FIP’li kedilerde Pyogranulomatous Anterior Uveitis ile karakterize oküler lezyonlar ortaya çıkabilir.
Semptomlar arasında göz küresinin iltihaplanması, gözlerin kısılması, şişmiş üçüncü göz kapakları ve görmeyi bozabilecek ve hatta tedavi edilmezse körlüğe yol açabilecek büyümüş gözler yer alabilir.
Bu tür bir göz belirtisi yaşayan hayvanlarda gözyaşı üretiminin artmasının yanı sıra enfeksiyonun neden olduğu ülserasyon nedeniyle gözde kanama görülebilir.
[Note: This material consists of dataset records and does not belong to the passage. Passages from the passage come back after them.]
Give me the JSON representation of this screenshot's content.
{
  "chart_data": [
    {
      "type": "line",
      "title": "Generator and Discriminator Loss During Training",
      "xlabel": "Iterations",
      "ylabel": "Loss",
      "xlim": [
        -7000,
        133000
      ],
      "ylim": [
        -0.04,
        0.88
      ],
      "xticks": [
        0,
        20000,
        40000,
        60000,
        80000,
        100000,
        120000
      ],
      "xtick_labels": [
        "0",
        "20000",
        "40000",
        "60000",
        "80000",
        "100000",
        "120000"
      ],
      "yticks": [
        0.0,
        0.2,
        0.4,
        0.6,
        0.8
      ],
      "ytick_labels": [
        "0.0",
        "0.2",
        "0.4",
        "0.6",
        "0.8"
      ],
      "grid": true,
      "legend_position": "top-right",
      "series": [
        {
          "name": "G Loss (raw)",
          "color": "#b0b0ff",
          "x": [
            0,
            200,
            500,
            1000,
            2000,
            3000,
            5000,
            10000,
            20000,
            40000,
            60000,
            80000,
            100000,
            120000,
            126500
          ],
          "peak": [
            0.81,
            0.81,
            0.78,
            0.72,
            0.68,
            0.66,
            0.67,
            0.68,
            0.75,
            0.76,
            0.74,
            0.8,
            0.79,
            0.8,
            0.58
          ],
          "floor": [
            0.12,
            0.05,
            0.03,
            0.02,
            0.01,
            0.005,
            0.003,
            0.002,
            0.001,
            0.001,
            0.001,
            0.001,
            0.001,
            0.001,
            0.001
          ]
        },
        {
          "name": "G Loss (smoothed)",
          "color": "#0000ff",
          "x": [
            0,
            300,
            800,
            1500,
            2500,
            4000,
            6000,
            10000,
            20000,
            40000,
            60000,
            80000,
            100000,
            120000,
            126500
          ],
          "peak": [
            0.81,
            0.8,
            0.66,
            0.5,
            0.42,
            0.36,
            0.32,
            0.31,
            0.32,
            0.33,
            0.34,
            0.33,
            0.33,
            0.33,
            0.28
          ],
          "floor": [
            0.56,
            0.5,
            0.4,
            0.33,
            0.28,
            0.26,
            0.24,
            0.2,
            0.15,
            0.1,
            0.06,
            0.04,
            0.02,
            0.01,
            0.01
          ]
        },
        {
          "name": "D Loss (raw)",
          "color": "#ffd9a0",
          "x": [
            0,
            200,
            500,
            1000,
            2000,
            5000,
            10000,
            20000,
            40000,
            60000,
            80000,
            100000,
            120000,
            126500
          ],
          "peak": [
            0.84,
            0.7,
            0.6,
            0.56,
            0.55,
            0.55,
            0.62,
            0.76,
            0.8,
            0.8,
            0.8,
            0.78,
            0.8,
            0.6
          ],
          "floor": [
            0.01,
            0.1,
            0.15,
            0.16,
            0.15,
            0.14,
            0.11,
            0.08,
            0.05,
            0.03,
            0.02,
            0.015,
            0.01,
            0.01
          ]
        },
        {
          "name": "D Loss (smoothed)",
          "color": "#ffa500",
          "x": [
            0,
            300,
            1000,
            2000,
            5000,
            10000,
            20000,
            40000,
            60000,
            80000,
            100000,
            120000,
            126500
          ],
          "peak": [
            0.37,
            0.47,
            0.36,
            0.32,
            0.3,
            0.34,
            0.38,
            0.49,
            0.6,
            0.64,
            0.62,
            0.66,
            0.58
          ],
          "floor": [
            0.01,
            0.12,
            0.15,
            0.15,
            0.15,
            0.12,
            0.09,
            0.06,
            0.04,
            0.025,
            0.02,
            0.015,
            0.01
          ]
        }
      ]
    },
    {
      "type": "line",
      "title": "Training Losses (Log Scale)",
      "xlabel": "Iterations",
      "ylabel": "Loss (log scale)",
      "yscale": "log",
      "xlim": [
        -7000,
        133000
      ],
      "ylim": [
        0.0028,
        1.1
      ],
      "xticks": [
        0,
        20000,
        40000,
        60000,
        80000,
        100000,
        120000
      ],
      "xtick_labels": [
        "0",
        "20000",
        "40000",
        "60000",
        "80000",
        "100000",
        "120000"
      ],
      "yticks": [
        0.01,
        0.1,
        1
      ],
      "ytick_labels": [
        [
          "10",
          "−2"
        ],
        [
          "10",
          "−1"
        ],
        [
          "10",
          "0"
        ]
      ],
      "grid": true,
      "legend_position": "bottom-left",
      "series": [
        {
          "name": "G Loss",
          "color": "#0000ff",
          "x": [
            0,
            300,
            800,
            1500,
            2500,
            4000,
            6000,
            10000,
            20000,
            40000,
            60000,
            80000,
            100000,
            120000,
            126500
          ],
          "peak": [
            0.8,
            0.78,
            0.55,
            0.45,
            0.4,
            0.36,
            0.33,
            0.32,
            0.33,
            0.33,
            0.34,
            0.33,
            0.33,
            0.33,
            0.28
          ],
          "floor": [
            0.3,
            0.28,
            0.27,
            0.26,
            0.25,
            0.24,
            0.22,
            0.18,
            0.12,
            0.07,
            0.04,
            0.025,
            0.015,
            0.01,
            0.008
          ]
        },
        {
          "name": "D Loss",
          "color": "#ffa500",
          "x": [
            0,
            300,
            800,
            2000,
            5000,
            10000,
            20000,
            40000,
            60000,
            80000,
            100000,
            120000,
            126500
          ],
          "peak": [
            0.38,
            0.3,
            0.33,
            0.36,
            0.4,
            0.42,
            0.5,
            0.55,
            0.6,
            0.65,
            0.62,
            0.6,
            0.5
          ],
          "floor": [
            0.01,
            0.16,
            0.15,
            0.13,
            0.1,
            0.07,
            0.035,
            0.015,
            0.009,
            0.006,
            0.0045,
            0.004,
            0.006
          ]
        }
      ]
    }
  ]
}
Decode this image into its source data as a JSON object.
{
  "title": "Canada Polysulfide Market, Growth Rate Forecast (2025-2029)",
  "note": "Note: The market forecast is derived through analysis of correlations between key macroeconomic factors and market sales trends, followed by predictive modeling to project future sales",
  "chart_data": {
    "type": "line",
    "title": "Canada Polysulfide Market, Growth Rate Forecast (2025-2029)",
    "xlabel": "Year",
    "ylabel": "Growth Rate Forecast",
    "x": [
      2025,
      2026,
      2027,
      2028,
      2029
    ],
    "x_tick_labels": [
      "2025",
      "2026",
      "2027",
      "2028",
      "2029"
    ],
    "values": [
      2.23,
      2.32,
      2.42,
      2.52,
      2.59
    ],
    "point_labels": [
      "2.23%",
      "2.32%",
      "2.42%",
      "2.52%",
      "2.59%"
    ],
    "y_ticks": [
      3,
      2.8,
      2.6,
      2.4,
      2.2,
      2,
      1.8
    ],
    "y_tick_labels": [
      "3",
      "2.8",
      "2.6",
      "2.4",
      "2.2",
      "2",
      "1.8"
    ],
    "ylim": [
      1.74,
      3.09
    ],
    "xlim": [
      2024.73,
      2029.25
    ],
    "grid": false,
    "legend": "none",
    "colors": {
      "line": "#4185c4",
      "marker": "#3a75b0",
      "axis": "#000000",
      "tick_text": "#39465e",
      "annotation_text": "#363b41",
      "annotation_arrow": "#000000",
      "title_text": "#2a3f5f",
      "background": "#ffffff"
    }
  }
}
Ayrıca, FIP ile ilişkili nörolojik semptomlar sinir sistemini etkileyebilir; buna görme ve ışık değişikliklerine uygun şekilde yanıt vermeyen göz bebekleri gibi göz sorunları da dahildir.
Son olarak, bazı ıslak form efüzif FIP vakalarında kornea kalınlaşması ile birlikte göz içi basınç artışı görülmüştür ve bu da uygun şekilde veya yeterince hızlı tedavi edilmezse zaman içinde potansiyel görme kaybına yol açar.